Pretty good discussion here:

http://en.wikipedia.org/wiki/Ultraviolet_catastrop...

So the question was, why does the Equipartition Theorem break down? Why don't the higher frequency states have as much energy in them as classical thermodynamics says they should?

- 1 decade ago
I believe that:

Modes are vibrational modes or energy states. For a string on a musical instrument, the modes are the fundamental frequency and the harmonics (multiples of the fundamental). Those are the allowed vibrational states of that string.
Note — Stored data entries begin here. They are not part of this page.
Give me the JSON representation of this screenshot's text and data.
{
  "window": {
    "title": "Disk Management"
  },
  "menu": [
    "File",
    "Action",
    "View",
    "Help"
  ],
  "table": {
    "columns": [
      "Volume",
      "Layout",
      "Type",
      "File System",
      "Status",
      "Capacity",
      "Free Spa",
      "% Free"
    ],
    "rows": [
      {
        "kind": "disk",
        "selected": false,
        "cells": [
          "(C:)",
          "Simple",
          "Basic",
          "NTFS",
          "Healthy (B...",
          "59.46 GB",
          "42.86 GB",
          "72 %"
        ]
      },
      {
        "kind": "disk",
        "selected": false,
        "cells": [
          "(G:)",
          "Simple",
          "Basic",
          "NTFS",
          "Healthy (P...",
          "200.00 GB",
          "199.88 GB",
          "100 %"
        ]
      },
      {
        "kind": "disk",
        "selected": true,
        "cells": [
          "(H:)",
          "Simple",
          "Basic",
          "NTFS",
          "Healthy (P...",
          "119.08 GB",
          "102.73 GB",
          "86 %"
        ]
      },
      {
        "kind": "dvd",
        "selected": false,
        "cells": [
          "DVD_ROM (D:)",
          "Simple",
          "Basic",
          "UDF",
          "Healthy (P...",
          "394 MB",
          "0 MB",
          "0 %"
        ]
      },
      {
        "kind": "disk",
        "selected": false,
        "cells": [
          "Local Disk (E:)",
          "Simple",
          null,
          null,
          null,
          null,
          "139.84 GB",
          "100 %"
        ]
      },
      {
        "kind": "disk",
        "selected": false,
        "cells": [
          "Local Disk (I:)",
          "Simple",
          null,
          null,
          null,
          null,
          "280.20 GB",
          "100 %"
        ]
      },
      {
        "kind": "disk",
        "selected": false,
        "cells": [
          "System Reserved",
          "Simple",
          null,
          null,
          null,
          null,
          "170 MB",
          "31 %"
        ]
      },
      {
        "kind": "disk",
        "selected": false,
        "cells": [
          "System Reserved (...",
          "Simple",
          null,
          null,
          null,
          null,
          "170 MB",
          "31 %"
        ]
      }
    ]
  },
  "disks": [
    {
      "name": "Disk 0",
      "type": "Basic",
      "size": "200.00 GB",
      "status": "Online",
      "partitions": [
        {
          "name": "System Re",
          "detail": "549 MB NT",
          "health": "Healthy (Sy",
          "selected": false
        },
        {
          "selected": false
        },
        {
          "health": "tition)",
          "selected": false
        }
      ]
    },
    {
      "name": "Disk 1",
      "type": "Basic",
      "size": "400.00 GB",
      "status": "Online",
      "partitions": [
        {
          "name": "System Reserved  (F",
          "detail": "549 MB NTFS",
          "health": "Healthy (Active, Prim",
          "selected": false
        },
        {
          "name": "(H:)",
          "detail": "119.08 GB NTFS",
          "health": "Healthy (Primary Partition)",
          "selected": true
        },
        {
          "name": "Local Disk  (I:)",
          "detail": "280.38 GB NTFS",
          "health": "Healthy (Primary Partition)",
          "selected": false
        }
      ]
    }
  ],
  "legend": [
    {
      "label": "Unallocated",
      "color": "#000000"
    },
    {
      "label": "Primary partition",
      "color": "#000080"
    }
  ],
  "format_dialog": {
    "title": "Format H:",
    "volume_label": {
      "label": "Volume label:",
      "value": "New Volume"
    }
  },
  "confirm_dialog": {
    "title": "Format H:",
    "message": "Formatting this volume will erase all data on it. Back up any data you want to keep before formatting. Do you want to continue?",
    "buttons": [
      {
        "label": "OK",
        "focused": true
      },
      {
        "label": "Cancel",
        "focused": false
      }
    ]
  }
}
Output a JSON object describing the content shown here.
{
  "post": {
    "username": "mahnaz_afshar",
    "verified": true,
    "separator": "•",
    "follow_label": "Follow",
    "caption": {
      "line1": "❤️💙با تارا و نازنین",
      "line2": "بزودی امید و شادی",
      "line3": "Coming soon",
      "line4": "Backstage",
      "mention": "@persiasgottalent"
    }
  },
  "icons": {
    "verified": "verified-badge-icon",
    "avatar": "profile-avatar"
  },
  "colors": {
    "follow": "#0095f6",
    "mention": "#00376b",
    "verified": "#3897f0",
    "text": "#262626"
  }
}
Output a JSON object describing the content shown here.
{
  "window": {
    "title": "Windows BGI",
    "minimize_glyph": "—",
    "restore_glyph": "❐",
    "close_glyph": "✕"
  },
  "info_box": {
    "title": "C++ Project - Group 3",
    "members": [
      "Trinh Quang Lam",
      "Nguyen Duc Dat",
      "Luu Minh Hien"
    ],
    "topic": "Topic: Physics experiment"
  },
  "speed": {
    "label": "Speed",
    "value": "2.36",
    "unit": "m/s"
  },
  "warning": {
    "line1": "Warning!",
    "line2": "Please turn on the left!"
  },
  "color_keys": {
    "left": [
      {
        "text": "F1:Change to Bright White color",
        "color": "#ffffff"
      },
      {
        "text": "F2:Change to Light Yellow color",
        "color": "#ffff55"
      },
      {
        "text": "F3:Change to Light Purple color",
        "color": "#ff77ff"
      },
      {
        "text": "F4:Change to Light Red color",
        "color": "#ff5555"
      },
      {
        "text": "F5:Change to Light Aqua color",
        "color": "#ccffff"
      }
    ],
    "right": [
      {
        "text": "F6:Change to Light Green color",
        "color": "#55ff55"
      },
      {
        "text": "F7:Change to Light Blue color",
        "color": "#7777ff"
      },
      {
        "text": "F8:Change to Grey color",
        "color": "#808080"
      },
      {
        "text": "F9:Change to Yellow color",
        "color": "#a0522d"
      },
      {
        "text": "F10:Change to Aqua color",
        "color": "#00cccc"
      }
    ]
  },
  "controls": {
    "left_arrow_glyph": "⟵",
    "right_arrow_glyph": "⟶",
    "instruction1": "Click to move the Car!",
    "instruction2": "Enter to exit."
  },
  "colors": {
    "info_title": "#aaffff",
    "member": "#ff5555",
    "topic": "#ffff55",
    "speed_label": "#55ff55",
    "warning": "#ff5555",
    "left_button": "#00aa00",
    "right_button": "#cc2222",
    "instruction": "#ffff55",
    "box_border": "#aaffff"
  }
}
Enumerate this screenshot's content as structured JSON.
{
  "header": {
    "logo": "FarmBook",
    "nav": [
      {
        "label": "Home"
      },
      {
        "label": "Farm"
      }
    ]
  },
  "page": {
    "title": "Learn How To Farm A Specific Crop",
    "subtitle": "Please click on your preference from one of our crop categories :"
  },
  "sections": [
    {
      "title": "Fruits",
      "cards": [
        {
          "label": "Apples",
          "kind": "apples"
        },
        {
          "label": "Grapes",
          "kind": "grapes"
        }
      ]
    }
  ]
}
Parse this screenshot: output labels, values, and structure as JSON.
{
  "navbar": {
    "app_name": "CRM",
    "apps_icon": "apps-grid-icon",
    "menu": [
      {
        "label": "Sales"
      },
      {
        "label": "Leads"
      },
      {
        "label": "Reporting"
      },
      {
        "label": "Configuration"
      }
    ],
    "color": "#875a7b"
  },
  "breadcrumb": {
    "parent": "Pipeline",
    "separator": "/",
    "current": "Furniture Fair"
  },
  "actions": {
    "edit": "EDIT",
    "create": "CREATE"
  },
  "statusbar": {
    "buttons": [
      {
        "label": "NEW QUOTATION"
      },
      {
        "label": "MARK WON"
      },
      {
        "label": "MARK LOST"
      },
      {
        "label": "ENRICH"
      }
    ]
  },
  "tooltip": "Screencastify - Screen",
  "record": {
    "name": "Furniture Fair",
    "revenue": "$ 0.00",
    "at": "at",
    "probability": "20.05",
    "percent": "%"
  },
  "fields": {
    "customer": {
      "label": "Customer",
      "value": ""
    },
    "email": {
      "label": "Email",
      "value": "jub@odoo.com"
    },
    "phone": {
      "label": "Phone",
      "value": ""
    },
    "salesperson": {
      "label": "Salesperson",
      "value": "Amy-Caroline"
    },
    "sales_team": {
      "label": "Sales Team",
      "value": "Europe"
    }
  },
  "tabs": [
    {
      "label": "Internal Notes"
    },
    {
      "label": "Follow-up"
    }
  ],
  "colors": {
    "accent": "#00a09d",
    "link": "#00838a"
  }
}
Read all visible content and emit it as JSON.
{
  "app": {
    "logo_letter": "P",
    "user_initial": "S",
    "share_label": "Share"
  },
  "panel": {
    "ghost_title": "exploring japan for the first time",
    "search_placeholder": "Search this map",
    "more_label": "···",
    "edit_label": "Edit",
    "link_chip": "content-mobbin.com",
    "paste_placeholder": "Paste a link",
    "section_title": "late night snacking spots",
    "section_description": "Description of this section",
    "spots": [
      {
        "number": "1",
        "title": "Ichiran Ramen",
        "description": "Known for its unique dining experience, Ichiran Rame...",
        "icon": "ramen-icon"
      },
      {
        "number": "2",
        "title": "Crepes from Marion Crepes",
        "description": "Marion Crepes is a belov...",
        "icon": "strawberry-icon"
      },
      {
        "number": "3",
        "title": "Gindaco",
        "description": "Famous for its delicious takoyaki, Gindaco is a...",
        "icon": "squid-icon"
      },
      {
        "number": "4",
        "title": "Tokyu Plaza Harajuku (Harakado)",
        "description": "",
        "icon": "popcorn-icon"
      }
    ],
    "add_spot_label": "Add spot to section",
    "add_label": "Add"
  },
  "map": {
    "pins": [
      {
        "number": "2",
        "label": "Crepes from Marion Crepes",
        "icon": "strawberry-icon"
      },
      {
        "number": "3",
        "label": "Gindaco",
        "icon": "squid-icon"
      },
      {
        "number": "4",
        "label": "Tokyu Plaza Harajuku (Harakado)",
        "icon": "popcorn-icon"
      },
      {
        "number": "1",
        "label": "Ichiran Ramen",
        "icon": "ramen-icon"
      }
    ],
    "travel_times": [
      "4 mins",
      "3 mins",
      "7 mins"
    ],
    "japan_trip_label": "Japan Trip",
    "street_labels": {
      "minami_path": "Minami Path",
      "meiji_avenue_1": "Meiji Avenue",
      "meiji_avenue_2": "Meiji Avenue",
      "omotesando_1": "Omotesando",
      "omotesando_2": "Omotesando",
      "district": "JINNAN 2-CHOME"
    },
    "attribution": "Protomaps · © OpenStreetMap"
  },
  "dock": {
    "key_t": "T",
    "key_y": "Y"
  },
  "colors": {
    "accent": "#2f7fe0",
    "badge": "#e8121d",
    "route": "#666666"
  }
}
I'm afraid it does get kind of technical when you try to calculate, as physicists were doing around the turn of the 20th century, how much energy there is at various wavelengths. Basically it comes down to the thermodynamic theory and a theorem called the Equipartition Theory, which says that every allowed vibrational mode should have the same amount of energy at equilibrium. That works out very nicely for calculating the thermodynamics of gases. But for EM radiation, there are infinitely many vibrational modes. If each one has x Joules of energy at temperature T, that's an infinite amount of energy.

So the question was, why does the Equipartition Theorem break down? Why don't the higher frequency states have as much energy in them as classical thermodynamics says they should?